Parmi les auteurs qui renouvellent l’analyse marxiste, il faut citer les auteurs du courant désigné par le terme « marxisme analytique », notamment John Roemer, Gerald Cohen ou encore Philippe Van Parijs. Wright se réclame explicitement des analyses de J. Roemer et G. Cohen. Le marxisme analytique s’est efforcé dans un premier temps de reconstruire le marxisme (et notamment l’analyse de la lutte des classes) sur la base de l’individualisme méthodologique. Plus récemment ces auteurs ont apporté une contribution essentielle à la réflexion sur la justice sociale [27].

Ils développent notamment une position critique à l’égard de J. Rawls : il ne suffit pas de se mettre d’accord sur la structure de base de la société, il faut que les individus soient porteur de valeurs égalitaires (titre d’un livre de G. Cohen : Si tu es pour l’égalité, pourquoi es-tu si riche ? [28] ).

Mentionnons pour terminer les analyses du sociologue français J. Lojkine. Selon lui, on est passé d’un salariat bipolaire (cadres/ouvriers) à un « archipel » caractérisé par le brouillage des frontières de classes. J. Lojkine dénonce la thèse de la moyennisation [29] (c’est H. Mendras qui est explicitement visé).

Pour lui la transformation est liée à la « révolution informationnelle » qui remet en cause l’opposition entre le travail intellectuel des cadres et le travail manuel des ouvriers. Les ouvriers sont de plus en plus conduits à gérer des informations en liaison avec le processus de production (robotisation). Il ajoute que la majorité du nouveau salariat « n’a toujours pas de nom ni de représentation adéquate ».
Dans ce nouveau salariat beaucoup de tâches sont relationnelles :

personnels des crèches, service à la personne, guichetiers des banques et des administrations, services en ligne, enseignants, etc. J. Lojkine rejette la thèse de Bourdieu pour qui les cadres appartiennent à la bourgeoisie du fait du capital culturel, mais aussi les thèses inspirées de Touraine qui substituent l’exclusion à l’exploitation.

On est donc en présence d’un salariat multipolaire sans groupe hégémonique ni expression politique centralisée. Cette analyse vise à conserver le rôle central de l’opposition capital/travail, tout en rendant compte de la complexité du salariat et des contradictions qui le traversent [30] .

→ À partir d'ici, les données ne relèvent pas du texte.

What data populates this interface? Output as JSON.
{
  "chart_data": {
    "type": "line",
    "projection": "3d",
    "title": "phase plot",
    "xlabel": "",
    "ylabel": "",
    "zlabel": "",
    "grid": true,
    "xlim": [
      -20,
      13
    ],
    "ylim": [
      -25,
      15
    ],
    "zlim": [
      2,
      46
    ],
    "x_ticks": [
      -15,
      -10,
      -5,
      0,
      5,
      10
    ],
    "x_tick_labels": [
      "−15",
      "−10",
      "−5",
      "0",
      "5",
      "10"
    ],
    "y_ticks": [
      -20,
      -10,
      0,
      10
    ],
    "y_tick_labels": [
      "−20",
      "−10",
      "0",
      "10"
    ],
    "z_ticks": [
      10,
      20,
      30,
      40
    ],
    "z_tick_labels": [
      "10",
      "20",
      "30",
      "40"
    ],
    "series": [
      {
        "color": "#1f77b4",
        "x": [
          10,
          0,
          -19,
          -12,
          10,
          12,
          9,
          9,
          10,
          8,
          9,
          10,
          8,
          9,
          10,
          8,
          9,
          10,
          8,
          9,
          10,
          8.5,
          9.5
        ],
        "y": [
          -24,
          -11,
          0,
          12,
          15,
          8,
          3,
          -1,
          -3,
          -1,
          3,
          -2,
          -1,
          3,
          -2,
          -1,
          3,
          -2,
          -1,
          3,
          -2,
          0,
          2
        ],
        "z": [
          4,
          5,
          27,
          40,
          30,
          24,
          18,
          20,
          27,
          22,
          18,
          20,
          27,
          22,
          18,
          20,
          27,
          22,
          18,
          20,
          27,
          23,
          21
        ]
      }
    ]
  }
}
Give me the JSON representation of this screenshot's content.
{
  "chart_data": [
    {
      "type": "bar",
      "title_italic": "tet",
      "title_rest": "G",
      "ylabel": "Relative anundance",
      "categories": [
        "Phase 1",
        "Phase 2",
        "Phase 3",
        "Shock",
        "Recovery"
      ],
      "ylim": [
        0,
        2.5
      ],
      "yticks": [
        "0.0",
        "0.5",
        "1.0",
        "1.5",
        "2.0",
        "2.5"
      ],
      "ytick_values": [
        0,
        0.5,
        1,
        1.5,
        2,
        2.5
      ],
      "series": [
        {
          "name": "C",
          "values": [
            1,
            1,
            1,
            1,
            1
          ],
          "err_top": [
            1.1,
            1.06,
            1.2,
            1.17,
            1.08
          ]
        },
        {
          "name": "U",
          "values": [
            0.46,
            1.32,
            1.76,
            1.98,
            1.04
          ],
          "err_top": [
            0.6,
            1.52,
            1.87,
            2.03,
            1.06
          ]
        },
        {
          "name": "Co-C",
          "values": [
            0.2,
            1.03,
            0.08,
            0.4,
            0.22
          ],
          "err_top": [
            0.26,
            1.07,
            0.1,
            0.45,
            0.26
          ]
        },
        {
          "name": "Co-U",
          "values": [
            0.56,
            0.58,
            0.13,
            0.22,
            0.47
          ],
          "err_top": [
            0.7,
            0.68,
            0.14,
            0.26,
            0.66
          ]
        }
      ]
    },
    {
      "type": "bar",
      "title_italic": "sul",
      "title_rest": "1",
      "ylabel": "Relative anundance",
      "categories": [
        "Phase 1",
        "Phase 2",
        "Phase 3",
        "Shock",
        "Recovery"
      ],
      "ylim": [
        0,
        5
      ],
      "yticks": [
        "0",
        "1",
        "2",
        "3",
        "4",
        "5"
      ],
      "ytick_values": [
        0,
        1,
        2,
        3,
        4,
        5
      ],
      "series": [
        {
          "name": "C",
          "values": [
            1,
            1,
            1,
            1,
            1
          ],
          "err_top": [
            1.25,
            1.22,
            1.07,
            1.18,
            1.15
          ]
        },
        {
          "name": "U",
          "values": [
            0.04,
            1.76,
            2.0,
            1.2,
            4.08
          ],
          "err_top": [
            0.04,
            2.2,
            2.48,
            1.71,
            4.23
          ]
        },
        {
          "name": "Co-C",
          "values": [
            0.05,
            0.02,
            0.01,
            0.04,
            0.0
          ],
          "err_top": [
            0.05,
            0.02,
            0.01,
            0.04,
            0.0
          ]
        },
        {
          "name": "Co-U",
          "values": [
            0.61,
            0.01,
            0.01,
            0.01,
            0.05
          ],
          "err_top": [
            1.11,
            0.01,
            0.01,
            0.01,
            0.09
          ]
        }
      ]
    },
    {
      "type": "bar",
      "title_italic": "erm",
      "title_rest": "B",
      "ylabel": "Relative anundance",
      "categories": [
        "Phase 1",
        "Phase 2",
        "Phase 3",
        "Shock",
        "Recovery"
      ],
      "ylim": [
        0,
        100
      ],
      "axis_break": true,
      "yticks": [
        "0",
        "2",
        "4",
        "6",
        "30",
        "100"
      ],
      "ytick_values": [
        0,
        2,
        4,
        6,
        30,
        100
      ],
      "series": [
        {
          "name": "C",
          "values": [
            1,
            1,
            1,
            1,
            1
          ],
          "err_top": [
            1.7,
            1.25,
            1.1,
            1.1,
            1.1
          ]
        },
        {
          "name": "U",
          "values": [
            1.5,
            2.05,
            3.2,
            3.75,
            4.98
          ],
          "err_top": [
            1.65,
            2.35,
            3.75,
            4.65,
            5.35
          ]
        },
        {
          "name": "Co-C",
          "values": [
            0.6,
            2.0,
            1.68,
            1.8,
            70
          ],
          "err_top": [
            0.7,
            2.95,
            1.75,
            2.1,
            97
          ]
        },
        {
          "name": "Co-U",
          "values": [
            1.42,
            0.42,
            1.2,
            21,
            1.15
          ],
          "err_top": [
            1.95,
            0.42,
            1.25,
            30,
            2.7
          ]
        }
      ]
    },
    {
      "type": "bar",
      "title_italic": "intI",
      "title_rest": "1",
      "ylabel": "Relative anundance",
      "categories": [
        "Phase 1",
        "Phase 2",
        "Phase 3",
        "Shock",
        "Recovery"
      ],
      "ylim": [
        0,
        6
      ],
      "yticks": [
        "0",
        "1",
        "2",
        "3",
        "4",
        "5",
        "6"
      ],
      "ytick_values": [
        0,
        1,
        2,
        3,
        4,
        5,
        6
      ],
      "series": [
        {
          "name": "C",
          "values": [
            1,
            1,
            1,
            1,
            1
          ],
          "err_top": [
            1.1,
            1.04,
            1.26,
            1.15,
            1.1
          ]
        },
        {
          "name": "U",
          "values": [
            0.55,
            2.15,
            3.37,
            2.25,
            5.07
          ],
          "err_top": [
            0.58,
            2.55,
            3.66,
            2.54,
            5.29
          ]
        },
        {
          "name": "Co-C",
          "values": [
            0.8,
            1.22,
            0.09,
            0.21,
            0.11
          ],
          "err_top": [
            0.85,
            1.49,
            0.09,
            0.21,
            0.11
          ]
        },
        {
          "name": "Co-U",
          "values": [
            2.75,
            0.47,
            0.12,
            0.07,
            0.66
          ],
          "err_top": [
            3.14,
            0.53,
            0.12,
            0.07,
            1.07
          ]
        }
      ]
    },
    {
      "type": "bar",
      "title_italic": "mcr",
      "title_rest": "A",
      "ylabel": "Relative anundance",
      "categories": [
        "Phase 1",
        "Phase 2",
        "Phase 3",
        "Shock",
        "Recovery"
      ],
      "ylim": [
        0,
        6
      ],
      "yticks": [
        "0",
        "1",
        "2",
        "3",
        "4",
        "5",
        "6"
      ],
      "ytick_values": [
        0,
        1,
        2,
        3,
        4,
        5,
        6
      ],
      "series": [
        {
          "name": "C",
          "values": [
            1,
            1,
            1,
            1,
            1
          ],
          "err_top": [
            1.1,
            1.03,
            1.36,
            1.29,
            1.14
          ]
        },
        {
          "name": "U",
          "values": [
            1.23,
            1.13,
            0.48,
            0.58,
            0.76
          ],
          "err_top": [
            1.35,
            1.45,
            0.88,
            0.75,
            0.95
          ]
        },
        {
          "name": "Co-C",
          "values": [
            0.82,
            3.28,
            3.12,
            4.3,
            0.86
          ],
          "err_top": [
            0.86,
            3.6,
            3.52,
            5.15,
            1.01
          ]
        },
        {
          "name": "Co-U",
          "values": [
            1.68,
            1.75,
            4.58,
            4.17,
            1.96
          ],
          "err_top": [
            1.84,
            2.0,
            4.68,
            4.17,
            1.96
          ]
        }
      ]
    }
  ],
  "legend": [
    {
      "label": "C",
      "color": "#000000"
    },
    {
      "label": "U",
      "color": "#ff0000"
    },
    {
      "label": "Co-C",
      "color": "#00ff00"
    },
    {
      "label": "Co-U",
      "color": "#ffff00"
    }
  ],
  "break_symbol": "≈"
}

Conclusion : On le voit contrairement à ce qui a pu être affirmé, les classes sociales sont présentes dans le programme du cycle terminal de SES [31]
L’analyse des inégalités aussi bien que l’étude du thème de la justice sociale nécessite la prise en compte d’auteurs qui, pour certains, se réclament explicitement de l’analyse marxiste. Mais il faut éviter les présentations caricaturales ou dépassées. On voit par exemple que l’opposition entre la thèse de la moyennisation et la thèse de la polarisation est dépassée. D’une part la thèse de la moyennisation n’appartient plus au champ scientifique aujourd’hui, d’autre part, au sein de l’analyse marxiste, la thèse de la polarisation a été largement remise en cause au profit d’analyses plus fines, mieux susceptibles de rendre compte de la multidimensionnalité des inégalités et de la diversité comme de l’enchevêtrement des contradictions sociales.